De eiser heeft beroep ingesteld tegen dit besluit en verzocht om een voorlopige voorziening. De rechtbank heeft besloten om de zitting achterwege te laten en het onderzoek te sluiten. De eiser heeft aangevoerd dat de staatssecretaris onvoldoende rekening heeft gehouden met zijn psychische klachten en dat de opvangvoorzieningen in België onder druk staan, waardoor hij niet kan rekenen op een veilige opvang. Hij heeft verwezen naar verschillende bronnen, waaronder uitspraken van het Europees Hof voor de Rechten van de Mens en rapporten van Amnesty International.
De rechtbank overweegt dat het aan de eiser is om aannemelijk te maken dat België zijn internationale verplichtingen niet nakomt. De rechtbank concludeert dat de eiser niet heeft aangetoond dat hij bij overdracht aan België in een situatie van materiële deprivatie terecht zal komen.
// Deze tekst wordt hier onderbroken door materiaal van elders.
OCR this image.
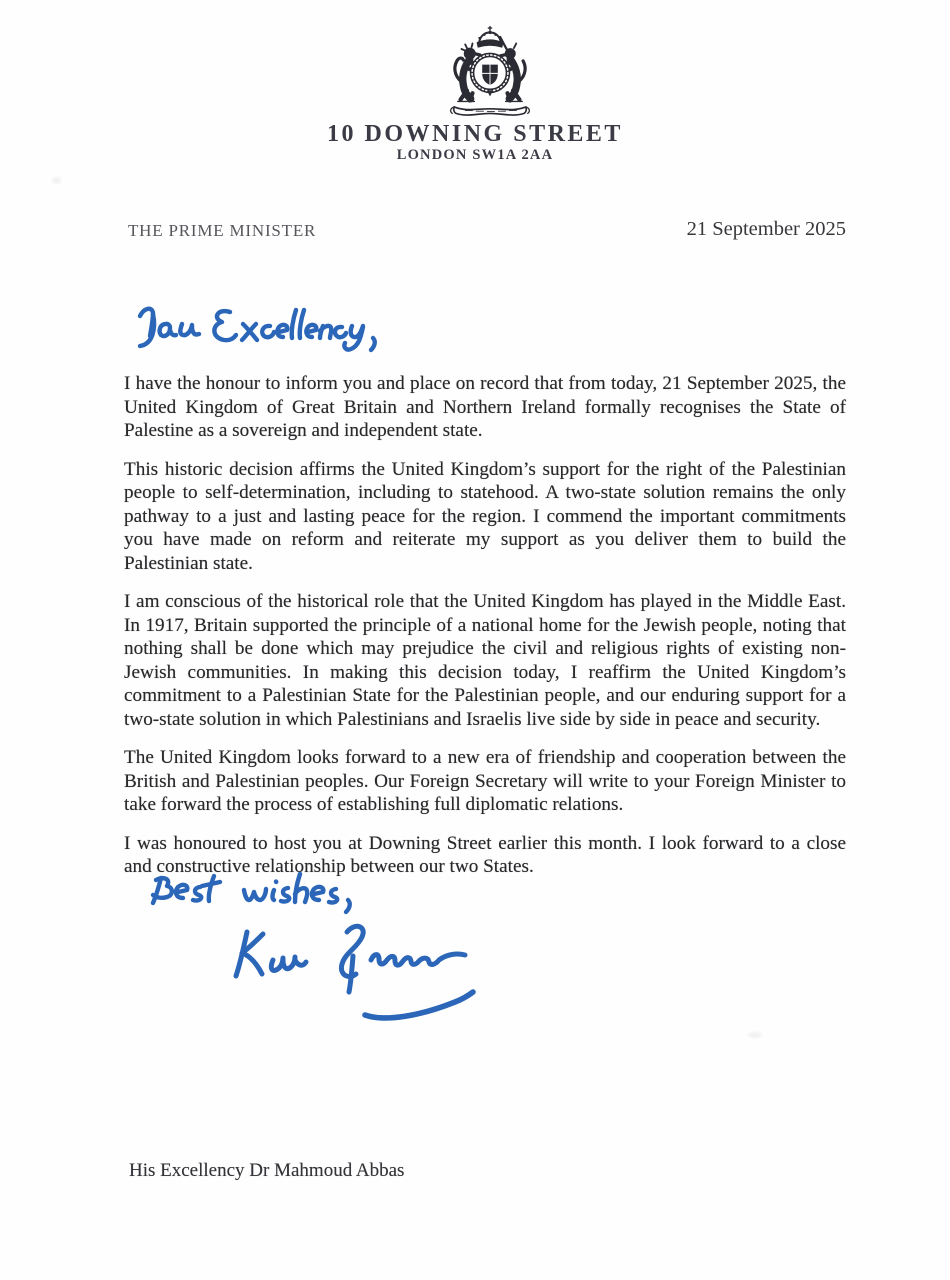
10 DOWNING STREET
LONDON SW1A 2AA
THE PRIME MINISTER	21 September 2025

I have the honour to inform you and place on record that from today, 21 September 2025, the United Kingdom of Great Britain and Northern Ireland formally recognises the State of Palestine as a sovereign and independent state.

This historic decision affirms the United Kingdom’s support for the right of the Palestinian people to self-determination, including to statehood. A two-state solution remains the only pathway to a just and lasting peace for the region. I commend the important commitments you have made on reform and reiterate my support as you deliver them to build the Palestinian state.

I am conscious of the historical role that the United Kingdom has played in the Middle East. In 1917, Britain supported the principle of a national home for the Jewish people, noting that nothing shall be done which may prejudice the civil and religious rights of existing non-Jewish communities. In making this decision today, I reaffirm the United Kingdom’s commitment to a Palestinian State for the Palestinian people, and our enduring support for a two-state solution in which Palestinians and Israelis live side by side in peace and security.

The United Kingdom looks forward to a new era of friendship and cooperation between the British and Palestinian peoples. Our Foreign Secretary will write to your Foreign Minister to take forward the process of establishing full diplomatic relations.

I was honoured to host you at Downing Street earlier this month. I look forward to a close and constructive relationship between our two States.

His Excellency Dr Mahmoud Abbas
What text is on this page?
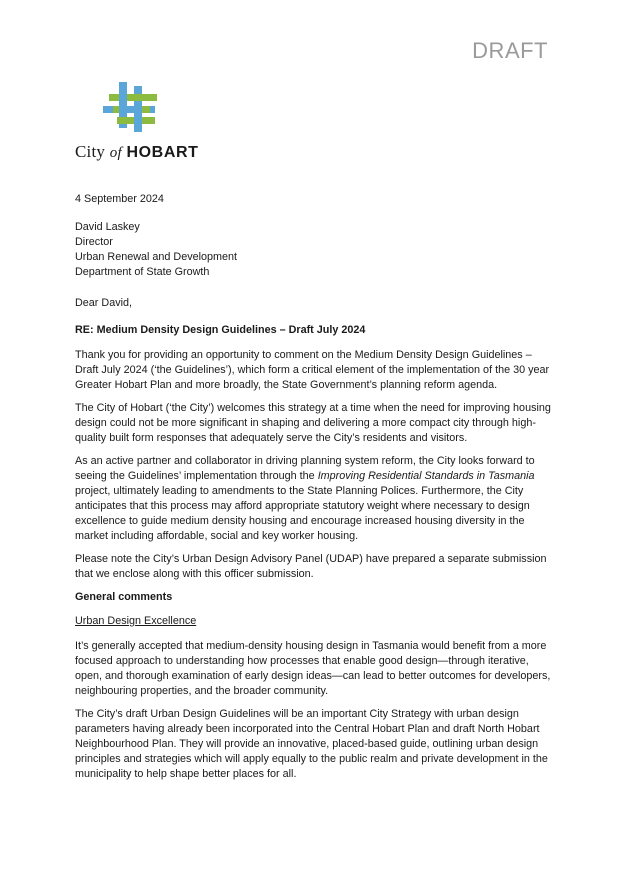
DRAFT
City of HOBART
4 September 2024
David Laskey
Director
Urban Renewal and Development
Department of State Growth
Dear David,
RE: Medium Density Design Guidelines – Draft July 2024

Thank you for providing an opportunity to comment on the Medium Density Design Guidelines – Draft July 2024 (‘the Guidelines’), which form a critical element of the implementation of the 30 year Greater Hobart Plan and more broadly, the State Government’s planning reform agenda.

The City of Hobart (‘the City’) welcomes this strategy at a time when the need for improving housing design could not be more significant in shaping and delivering a more compact city through high-quality built form responses that adequately serve the City’s residents and visitors.

As an active partner and collaborator in driving planning system reform, the City looks forward to seeing the Guidelines’ implementation through the Improving Residential Standards in Tasmania project, ultimately leading to amendments to the State Planning Polices. Furthermore, the City anticipates that this process may afford appropriate statutory weight where necessary to design excellence to guide medium density housing and encourage increased housing diversity in the market including affordable, social and key worker housing.

Please note the City’s Urban Design Advisory Panel (UDAP) have prepared a separate submission that we enclose along with this officer submission.

General comments
Urban Design Excellence

It’s generally accepted that medium-density housing design in Tasmania would benefit from a more focused approach to understanding how processes that enable good design—through iterative, open, and thorough examination of early design ideas—can lead to better outcomes for developers, neighbouring properties, and the broader community.

The City’s draft Urban Design Guidelines will be an important City Strategy with urban design parameters having already been incorporated into the Central Hobart Plan and draft North Hobart Neighbourhood Plan. They will provide an innovative, placed-based guide, outlining urban design principles and strategies which will apply equally to the public realm and private development in the municipality to help shape better places for all.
De rechtbank wijst erop dat de Belgische autoriteiten hebben aangegeven dat zij kwetsbare personen, waaronder mensen met psychische problemen, prioriteit geven bij de opvang. De rechtbank oordeelt dat de eiser niet aannemelijk heeft gemaakt dat hij geen toegang zal hebben tot de benodigde zorg en opvang in België.
Uiteindelijk verklaart de rechtbank het beroep ongegrond en wijst het verzoek om een voorlopige voorziening af. De uitspraak is gedaan door mr. M. van Nooijen, in aanwezigheid van griffier mr. M.C. Bakker, en is openbaar gemaakt op 2 augustus 2023.